The first time I looked into his eyes ... the eyes of my husband. I held that breath. That moment.
The instant I laid eyes on each of my newborn sons. Knowing they were the best part of me and my husband ... perfection in my arms. That breath was caught in my throat. Nowhere for it to go but ... in my memory. Forever.
Many more. I can't possibly fit them all into this one space. But, one more, I want to share with you today ...
I took another breath and held it. The phone call we had each been waiting for ... came. I sat at work ... at my desk. Trying to concentrate. I couldn't. Stacks of files scattered on my desk ... each with a name that needed my attention but ... only one name had my attention. A name not on my desk ... My niece, Hope, was at Riley Children's Hospital. Waiting for the final word from her physician. My sister's voice on the other end of the line. Hope was coming home ... without the aide of a trache. At that point, Hope had lived with a trache for 10 years 4 months and three weeks. Hope was born without the ability to breath on her own. At birth, Hope held her breath. Not by choice but by force. She could not breath. Her jaw was so small, it choked her air passage. Until the trache was put into place and ... she breathed. On this day, all those years came to a moment when she would undergo a sleep study. Countless surgeries. All to bring her to this ... this moment. Breath without a trache. And, it worked. The doctors all told my sister and her husband ... this might not work. Hope might never live without a trache. The sleep study was a success. Hope came home. Waiting. The sleep study was one step in a walk toward absolute freedom. Hope slept at home without any tubes or machines. If there were no complications during the following weeks, Hope would go through another surgery to close the stoma. The small hole in her neck where the trache had been placed for 10 years. There were no complications. Another trip to Riley and ... home again with no trache and a fully closed stoma.

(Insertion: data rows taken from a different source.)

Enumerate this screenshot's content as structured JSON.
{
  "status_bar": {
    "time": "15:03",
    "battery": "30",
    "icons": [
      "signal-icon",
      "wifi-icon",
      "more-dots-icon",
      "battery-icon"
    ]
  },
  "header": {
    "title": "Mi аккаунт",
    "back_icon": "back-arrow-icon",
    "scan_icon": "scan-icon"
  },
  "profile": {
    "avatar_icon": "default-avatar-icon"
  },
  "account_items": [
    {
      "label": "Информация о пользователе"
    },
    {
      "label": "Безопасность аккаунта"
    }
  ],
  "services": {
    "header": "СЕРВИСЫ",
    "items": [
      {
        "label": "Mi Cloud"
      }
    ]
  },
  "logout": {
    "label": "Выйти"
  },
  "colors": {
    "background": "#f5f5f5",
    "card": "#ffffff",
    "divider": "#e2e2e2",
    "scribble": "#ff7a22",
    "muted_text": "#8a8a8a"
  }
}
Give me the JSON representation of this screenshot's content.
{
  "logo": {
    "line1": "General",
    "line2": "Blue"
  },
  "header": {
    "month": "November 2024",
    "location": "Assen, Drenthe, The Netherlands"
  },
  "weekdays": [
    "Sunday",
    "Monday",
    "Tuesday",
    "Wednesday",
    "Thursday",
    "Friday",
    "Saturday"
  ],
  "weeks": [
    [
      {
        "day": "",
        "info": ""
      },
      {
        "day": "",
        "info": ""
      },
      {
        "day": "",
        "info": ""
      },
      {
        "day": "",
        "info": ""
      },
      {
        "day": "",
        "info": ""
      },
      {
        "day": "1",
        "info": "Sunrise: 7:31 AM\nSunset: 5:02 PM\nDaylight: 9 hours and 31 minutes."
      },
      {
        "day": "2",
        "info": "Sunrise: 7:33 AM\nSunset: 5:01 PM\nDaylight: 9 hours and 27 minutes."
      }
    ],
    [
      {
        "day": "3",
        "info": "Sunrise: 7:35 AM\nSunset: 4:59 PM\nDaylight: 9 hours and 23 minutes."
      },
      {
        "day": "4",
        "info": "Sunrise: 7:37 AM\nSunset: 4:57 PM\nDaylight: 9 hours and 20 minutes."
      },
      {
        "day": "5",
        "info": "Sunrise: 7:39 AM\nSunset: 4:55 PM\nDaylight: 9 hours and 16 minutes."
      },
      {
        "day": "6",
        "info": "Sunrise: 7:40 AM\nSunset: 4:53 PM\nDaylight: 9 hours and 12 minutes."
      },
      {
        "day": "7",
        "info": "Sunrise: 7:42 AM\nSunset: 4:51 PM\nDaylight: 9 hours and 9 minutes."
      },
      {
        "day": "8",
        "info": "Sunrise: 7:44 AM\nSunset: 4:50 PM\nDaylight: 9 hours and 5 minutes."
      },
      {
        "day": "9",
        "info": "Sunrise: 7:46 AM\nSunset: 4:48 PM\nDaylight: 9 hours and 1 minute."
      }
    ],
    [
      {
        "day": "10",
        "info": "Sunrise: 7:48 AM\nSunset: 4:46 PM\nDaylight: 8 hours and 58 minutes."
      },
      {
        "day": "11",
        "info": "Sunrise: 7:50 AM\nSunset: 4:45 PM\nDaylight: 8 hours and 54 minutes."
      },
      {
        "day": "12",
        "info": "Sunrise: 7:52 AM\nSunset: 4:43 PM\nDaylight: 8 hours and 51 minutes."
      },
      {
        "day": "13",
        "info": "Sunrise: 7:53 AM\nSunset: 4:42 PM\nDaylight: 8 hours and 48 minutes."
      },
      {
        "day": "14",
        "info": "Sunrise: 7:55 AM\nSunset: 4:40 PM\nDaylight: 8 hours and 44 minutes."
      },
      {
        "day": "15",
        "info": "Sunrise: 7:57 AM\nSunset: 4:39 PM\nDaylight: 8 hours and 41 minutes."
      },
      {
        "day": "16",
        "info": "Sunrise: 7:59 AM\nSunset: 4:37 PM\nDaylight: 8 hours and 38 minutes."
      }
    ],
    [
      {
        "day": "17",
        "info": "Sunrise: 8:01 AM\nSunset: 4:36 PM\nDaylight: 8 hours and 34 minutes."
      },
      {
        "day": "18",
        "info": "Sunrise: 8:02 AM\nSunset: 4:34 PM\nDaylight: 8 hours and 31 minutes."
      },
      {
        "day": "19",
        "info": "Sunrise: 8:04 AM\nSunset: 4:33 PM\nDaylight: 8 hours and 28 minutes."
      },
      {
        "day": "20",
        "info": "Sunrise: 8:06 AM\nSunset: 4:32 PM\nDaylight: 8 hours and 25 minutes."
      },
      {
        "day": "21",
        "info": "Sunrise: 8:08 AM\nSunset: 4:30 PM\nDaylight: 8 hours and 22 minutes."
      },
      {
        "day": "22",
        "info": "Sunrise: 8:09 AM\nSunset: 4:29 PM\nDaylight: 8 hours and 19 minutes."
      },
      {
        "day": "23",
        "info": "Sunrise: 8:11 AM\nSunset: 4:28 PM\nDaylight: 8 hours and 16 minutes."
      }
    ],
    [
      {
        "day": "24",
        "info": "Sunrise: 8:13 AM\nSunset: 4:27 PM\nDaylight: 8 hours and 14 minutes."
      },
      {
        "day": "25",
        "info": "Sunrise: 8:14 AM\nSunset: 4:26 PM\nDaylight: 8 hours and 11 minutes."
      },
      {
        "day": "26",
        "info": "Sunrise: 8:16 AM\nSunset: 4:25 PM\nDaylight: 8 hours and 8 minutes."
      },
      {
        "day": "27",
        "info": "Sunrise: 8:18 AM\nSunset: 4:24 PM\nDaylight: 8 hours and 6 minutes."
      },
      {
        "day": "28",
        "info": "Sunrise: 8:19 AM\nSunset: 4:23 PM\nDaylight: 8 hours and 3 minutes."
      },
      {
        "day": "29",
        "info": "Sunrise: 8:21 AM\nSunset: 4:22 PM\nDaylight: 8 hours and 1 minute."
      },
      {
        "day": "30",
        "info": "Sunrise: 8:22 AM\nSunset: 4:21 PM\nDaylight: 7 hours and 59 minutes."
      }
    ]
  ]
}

Last week, Hope did something she has never done before ... she showered on her own. Something we all take for granted. Water running down her head and body. My sister watched Hope and ... held her breath. I'm sure that breath will be etched in her memory ... forever. I know there will be countless other moments as Hope experiences breath without a trache. Each one will be held by her mom, dad and older sister. And, by Hope.
Years ago, my sister placed the following quote in a frame. It's in her home to this day. That frame is surrounded by pictures of her family.
Passages in Luke tell us that Christ's mother kept moments in her heart. Luke 2:19 "But Mary kept all these things and pondered them in her heart." I truly believe moments like this are from Him. Gifts to hold on to ... to keep and ponder. Moments to remind us ... He is there. While this world is not perfect ... He is perfect. Every good and perfect thing is from Him. Keep those moments in your heart. Hold them safely in your memory.
Genesis 2:7 "And the Lord God formed man of the dust of the ground, and breathed into his nostrils the breath of life; and man became a living being."